In a real self-defense situation, time is compressed.
You do not get the luxury of stopping, thinking through a perfect plan, and then executing one neat technique at a time. Violence is fast, chaotic, emotional, and ugly. If you are forced to act, every movement has to matter.
That is where the Iron Rule of 3 becomes such a useful framework.
The idea is simple: in a self-defense scenario, every action you take should accomplish three things at the same time.
Secure your perimeter.
Disrupt the attack.
Set up your next move.
Not one of those things. All three.
The first objective is to secure your perimeter. This means protecting your space, your structure, and your boundaries. If someone is trying to crash into you, grab you, strike you, or overwhelm you, your movement should help protect the line between you and the threat.
This could mean moving your body off the line of attack, creating distance, putting your hands or shillelagh between you and the attacker, protecting your head, or preventing the attacker from getting to your back, your weapon, or someone you are responsible for protecting.
Your perimeter is not just personal space. It is your survival space.
The second objective is to disrupt the attack. It is not enough to simply cover up and hope the attack ends. You need to interrupt the attacker’s ability to continue harming you.
That disruption may come from striking, checking, blocking, angling, off-balancing, jamming their movement, controlling their weapon arm, creating pain, damaging their structure, or forcing them to reset mentally and physically.
This ties directly into the O.O.D.A. Loop. If the attacker is observing, orienting, deciding, and acting, your job is to interrupt that cycle. Make them deal with a new problem. Make them reorient. Make them lose timing, balance, confidence, or access.
In other words, do not just survive their action. Break their ability to keep acting.
The third objective is to set up your next move.
This is where many people get stuck. They think of self-defense as a single technique: block the punch, throw the strike, make the escape. But real encounters unfold in motion. One action leads to the next. Your first move should put you in a better position for whatever happens afterward.

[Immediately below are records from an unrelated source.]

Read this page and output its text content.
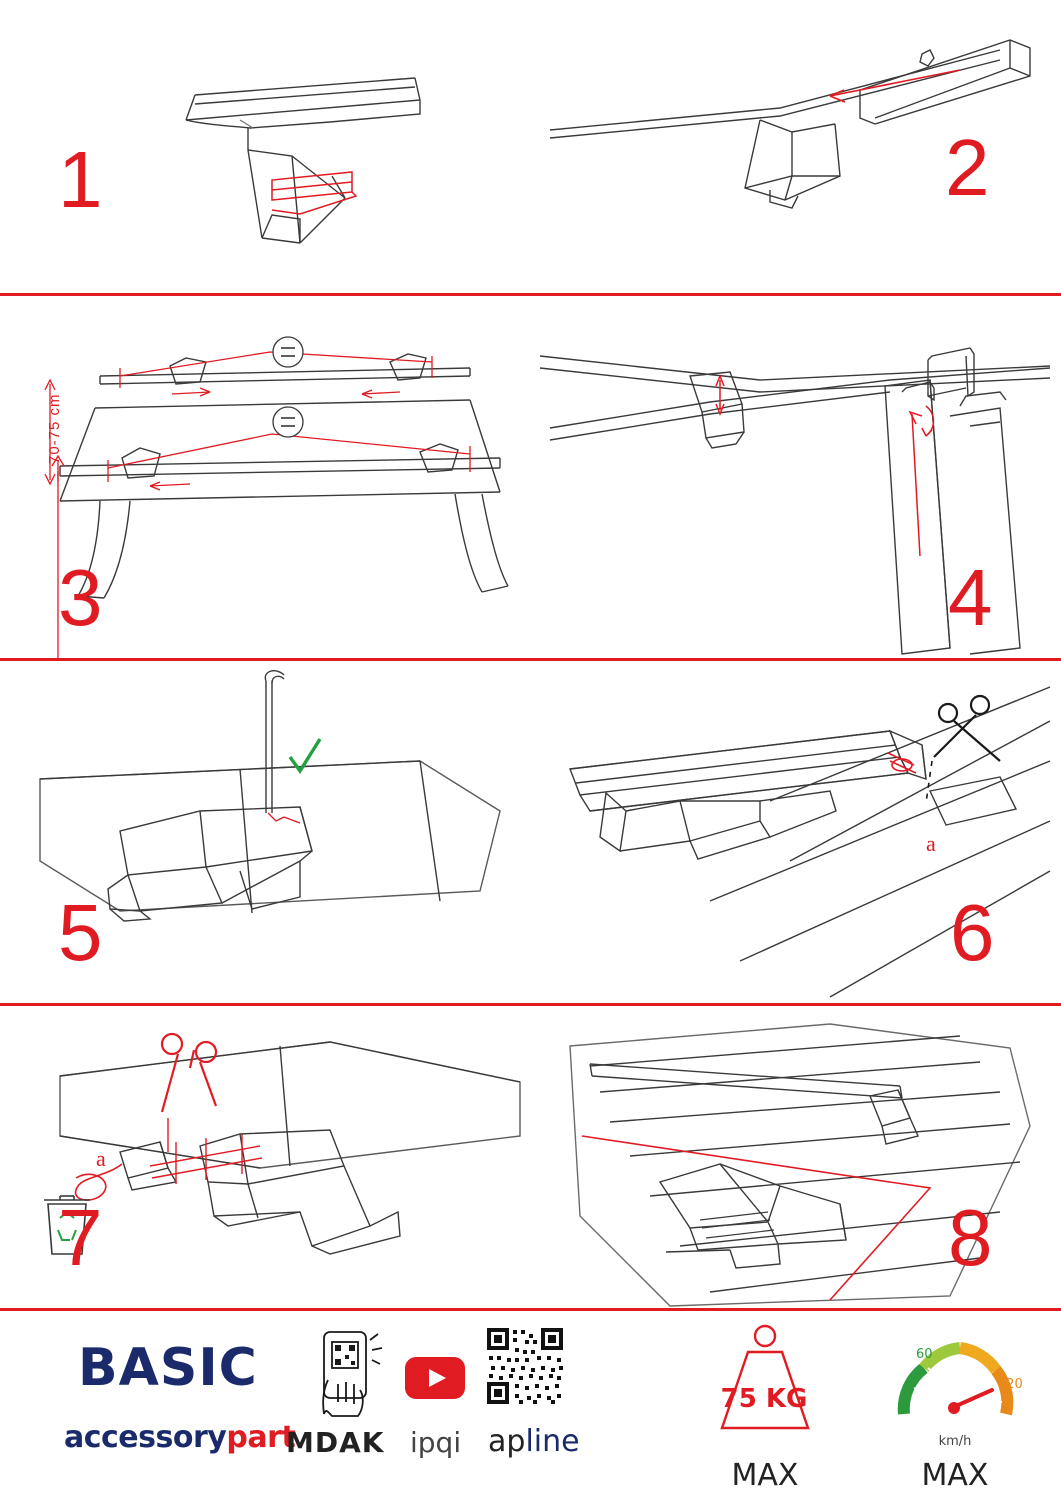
1	2
70-75 cm
3	4
5
a
6
a
7	8
BASIC
accessorypart
MDAK ipqi apline
75 KG
MAX
60
120
km/h
MAX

Can you escape? Can you create distance? Can you move toward safety? Can you access your shillelagh? Can you protect a loved one? Can you control the attacker long enough to get away? Can you improve your angle while making their angle worse?
A good defensive action should not leave you standing still, squared up, and waiting to see what happens next. It should move you toward advantage.
In Combat Shillelagh training, this principle is especially important. The shillelagh gives us reach, leverage, structure, and impact, but the tool is only as useful as the movement and decision-making behind it. A strike should not just be a strike. It should protect your space, interrupt the threat, and position you for the next necessary action.
That is the power of the Iron Rule of 3.
It forces you to stop thinking in isolated techniques and start thinking in tactical movement. Every step, angle, strike, check, block, or escape should do more than one job.
Secure your perimeter.
Disrupt the attack.
Set up your next move.
When you train this way, your movements become more efficient. Your decisions become cleaner. Your actions become harder for the attacker to read and easier for you to build upon.
The goal is not to trade blows.
The goal is to protect yourself, break the attack, and create a path to safety.
One move. Three purposes. All at once.